SCF vs Frankfurt: Wir sind dann mal eingepennt

Clemens Geißler

Samstag im Dreisamstadion: Kurz vor Ende der Partie SCF-Eintracht Frankfurt ist ein Zuschauer auf der Haupttribüne hemmungslos weggeschnarcht. Um ihn herum rüstet man bereits vielfach zum Aufbruch. Ein besseres Bild für die Bewertung dieses Fußballnachmittags aus Freiburger Sicht hätte man nicht finden können.



Das nicht ganz ausverkaufte und bezeichnenderweise von hessischen Schlachtgesängen dominierte Stadion beherbergt Zeugen einer bitteren und verdienten Heimschlappe.


Allein die Anzahl der Freiburger Chancen kann man auch mit viel Wohlwollen nicht höher als eine Handvoll beziffern. 18. Minute: Kopfball Krmas und 35. Freistoß Schuster – beide sichere Beute von Nikolov. Zwei bessere Möglichkeiten fallen in so etwas wie eine kurze Drangphase des Aufsteigers kurz nach dem Wechsel: Banovics Freistoß landet an der Querlatte und Bechmanns Schuss, den Nikolov nur abprallen lässt, erwirkt ein kurzes Missverständnis in der ansonsten gut sortierten und kaum geforderten Eintracht-Abwehr.

Um die 68. Minute wird innerhalb kürzester Zeit klar, warum Frankfurt das Spiel als Sieger verlässt: Ein Allerweltsstandard reicht den Gästen zur Führung durch Maik Franz, wohingegen im nächsten Angriff drei Freiburger sich gegenseitig am Einschuss hindern und der ohnehin im Abseits befundene Banovic aus kurzer Distanz nur den Schlussmann der Gäste trifft. Der Gegner trifft, Freiburg nicht – ein schon mehrmals in dieser Saison beobachteter Befund.



Der Eintracht mitsamt dem Ex-Freiburger Zlatan Bajramovic in ihren Reihen reicht letztlich eine mittelmäßige Leistung mit wenigen klaren Chancen, um auch nach dem fünften Spiel noch ungeschlagen zu sein. Die Hessen erwischen den besseren Start und gefallen dabei auch mit sicherem Direktspiel aus der eigenen Hälfte heraus. Zwar lassen sie dann bald etwas nach, aber über 90 Minuten verlieren sie nie die Ordnung. Überhaupt hat man das Gefühl, dass jeder der Eintracht-Akteure wenigstens eine grobe Vorstellung davon hat, was man in diesem Spiel erreichen will – und vor allem, mit welchen Mitteln.

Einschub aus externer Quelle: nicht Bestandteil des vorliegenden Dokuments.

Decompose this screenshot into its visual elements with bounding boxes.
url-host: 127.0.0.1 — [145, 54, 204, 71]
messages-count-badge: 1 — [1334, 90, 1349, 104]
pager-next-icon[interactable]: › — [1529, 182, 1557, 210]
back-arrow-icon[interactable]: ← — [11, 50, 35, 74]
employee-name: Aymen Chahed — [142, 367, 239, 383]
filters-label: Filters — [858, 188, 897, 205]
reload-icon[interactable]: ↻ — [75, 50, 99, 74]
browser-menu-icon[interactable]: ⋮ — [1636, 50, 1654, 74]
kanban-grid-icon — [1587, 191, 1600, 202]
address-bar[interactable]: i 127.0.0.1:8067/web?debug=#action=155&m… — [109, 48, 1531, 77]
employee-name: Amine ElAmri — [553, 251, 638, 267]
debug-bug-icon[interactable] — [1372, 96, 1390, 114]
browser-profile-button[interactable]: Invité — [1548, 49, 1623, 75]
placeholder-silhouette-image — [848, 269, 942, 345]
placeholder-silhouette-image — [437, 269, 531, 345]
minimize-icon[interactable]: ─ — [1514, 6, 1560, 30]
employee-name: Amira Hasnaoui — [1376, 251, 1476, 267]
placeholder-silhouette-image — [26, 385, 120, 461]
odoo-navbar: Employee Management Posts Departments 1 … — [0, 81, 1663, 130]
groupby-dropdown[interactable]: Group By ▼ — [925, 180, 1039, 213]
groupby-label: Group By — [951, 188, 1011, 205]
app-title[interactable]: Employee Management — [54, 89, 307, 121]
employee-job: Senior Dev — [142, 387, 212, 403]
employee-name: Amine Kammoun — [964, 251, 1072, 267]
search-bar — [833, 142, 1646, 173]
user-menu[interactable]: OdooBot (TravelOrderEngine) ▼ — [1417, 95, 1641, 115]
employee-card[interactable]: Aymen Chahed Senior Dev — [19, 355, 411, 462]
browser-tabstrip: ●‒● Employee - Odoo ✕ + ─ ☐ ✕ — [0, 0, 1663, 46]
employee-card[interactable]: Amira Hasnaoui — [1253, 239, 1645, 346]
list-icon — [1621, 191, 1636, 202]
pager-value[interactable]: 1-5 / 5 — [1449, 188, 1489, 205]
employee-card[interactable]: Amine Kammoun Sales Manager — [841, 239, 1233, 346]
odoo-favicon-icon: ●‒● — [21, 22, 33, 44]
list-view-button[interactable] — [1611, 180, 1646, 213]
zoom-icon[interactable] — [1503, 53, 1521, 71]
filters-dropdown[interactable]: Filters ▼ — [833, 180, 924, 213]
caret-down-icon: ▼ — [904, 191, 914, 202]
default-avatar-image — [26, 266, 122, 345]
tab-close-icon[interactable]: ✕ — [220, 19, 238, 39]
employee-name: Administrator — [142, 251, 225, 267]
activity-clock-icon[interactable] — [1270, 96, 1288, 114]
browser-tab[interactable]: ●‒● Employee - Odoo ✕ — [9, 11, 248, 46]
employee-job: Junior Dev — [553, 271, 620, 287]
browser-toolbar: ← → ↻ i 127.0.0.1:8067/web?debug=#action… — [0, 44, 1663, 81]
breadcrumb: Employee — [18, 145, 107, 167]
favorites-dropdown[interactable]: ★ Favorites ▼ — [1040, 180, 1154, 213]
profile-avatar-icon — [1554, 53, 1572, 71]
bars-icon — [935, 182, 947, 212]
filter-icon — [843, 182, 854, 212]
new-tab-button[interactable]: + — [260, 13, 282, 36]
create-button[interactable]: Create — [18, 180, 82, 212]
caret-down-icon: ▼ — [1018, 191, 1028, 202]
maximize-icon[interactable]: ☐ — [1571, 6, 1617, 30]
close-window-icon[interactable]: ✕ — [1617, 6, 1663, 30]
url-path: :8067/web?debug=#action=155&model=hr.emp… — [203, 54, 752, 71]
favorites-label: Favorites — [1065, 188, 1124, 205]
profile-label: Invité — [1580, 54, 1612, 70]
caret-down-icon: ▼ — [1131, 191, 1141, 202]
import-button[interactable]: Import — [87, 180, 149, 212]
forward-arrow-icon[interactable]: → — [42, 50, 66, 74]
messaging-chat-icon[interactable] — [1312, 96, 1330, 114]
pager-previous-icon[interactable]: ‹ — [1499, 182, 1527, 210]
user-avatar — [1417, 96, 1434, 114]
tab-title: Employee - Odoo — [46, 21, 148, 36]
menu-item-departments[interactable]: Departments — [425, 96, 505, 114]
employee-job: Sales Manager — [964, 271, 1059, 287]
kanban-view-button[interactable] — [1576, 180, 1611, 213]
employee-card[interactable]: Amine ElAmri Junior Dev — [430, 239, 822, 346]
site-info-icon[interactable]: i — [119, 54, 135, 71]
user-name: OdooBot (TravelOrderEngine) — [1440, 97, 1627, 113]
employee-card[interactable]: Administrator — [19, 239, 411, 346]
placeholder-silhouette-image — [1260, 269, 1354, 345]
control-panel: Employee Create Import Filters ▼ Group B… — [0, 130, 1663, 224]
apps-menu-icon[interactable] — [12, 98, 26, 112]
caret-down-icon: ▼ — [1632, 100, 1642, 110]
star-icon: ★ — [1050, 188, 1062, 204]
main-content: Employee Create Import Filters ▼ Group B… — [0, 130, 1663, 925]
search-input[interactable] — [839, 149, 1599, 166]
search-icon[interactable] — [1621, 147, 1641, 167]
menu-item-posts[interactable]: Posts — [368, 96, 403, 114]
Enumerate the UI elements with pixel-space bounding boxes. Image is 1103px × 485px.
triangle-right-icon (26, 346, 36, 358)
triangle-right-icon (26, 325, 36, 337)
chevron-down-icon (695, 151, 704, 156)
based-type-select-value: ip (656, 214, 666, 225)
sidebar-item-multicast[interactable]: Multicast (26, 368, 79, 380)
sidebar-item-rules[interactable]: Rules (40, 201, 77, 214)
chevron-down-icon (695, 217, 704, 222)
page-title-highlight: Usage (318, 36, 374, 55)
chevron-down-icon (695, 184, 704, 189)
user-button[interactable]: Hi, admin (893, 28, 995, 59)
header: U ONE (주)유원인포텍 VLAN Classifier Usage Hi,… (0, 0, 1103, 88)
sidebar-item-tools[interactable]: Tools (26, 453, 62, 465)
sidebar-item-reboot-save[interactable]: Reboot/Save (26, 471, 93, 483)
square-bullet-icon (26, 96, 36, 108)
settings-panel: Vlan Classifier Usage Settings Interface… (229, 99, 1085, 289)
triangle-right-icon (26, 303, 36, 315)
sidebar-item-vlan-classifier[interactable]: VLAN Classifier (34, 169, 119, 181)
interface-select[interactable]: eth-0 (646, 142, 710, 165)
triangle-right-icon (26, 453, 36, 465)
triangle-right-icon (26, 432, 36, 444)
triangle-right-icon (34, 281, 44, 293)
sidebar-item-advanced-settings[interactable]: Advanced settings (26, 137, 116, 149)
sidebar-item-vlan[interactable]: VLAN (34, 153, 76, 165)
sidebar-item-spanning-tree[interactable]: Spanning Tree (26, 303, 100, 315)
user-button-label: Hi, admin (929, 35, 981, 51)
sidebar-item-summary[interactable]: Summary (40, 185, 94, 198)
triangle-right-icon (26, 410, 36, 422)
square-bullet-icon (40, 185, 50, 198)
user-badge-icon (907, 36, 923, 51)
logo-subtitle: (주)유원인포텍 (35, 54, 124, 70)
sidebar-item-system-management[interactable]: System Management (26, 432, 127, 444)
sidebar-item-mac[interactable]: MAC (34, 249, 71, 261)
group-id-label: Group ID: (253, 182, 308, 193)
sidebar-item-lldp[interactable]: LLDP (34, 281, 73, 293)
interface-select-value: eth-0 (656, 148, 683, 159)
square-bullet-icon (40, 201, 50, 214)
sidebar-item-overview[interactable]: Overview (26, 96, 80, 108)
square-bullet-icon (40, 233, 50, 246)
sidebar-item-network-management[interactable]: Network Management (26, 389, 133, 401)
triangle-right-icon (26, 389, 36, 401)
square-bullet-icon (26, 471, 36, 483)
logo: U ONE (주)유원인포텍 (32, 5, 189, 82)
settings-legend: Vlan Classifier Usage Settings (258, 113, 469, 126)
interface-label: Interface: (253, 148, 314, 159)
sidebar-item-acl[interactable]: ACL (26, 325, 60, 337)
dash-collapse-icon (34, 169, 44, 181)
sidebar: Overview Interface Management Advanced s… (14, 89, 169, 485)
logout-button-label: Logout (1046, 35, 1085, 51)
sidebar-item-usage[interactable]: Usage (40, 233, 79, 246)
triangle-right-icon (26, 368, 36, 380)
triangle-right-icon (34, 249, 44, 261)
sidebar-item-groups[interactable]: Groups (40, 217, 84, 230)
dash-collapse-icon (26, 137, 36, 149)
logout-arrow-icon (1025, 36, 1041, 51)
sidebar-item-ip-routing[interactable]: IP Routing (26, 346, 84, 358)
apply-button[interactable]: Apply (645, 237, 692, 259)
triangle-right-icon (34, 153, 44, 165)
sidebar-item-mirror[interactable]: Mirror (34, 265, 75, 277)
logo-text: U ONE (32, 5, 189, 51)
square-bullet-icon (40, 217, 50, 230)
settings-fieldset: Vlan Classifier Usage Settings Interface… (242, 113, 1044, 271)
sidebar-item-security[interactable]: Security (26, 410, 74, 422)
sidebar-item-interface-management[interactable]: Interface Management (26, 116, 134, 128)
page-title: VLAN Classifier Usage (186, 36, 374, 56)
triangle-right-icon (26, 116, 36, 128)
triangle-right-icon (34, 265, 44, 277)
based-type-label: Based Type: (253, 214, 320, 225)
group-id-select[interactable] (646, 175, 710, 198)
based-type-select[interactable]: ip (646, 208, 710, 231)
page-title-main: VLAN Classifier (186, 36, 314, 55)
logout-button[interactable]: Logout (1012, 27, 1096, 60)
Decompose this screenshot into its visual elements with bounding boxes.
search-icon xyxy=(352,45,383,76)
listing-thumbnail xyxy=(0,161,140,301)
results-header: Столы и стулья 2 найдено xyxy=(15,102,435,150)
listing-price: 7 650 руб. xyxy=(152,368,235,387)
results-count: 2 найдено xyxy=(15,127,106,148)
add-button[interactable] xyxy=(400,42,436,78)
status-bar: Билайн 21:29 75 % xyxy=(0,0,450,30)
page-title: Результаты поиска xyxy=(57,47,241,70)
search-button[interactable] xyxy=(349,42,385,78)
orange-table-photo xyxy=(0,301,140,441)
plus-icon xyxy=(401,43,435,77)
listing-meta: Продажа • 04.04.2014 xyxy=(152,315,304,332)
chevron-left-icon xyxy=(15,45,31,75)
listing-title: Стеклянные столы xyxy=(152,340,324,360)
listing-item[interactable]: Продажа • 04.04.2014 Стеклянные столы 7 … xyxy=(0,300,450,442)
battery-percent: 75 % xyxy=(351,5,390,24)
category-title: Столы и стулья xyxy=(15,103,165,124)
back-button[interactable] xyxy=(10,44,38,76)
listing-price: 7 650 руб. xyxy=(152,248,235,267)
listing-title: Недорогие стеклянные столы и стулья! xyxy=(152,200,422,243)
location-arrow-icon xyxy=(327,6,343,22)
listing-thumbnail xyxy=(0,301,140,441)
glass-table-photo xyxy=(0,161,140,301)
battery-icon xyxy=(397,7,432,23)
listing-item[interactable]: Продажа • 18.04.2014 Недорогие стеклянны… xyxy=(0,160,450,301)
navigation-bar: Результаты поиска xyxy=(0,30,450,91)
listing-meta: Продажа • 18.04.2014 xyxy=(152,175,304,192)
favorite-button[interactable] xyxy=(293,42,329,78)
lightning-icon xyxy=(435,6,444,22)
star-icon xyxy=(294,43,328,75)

Letzteres trifft auf die Dutt-Elf nicht zu. Eine klare Struktur, hier und da ein Tempo- oder gar Positionswechsel, Ideen nach vorn oder wenigstens phasenweise präzise Zuspiele – alles Dinge, an denen es der Darbietung der Breisgauer gebricht. Zwar versucht etwa Abdessadki immer wieder das Spiel anzukurbeln, doch erstens landen auch seine Bälle oft beim Gegner und zweitens fehlen ihm ähnlich ambitionierte Gesinnungsgenossen. Ein Tommy Bechmann erwacht beispielsweise erst in der Schlussviertelstunde aus seiner Lethargie und auch den eingewechselten Reisinger und Makiadi gelingt nichts.

Idrissou gewinnt zwar gefühlte dreißig Kopfballduelle, wodurch sich aber keiner seiner Mitspieler aufgefordert sieht, mal in irgendeiner Form in Ballnähe nachzurücken.



In dieser Weise könnte man das Spiel noch weiter zerlegen, was aber für die wichtigen Erkenntnisse nicht von Belang ist:

1. Will man in der Liga bleiben, muss man gegen Frankfurt zuhause punkten. Dies ist misslungen.

2. Das Offensivspiel der Freiburger ist am Samstag nicht erstligatauglich gewesen, weil Laufbereitschaft, Einsatz, Ideen und besonders individuelle Qualität fehlen. Gefahr entsteht beinahe ausnahmslos nach Standards.

3. Allerdings dauert eine Saison bekanntermaßen lang und ein Fehlstart wie dieser kann noch kompensiert werden. Ohne eine massive Steigerung wird das aber nicht gehen.

Man kann nur hoffen, dass Ömer Toprak dazu auch bald wieder seinen Beitrag leisten wird – immerhin konnte man ihn am Samstag schon wieder lächelnd auf der Haupttribüne sehen.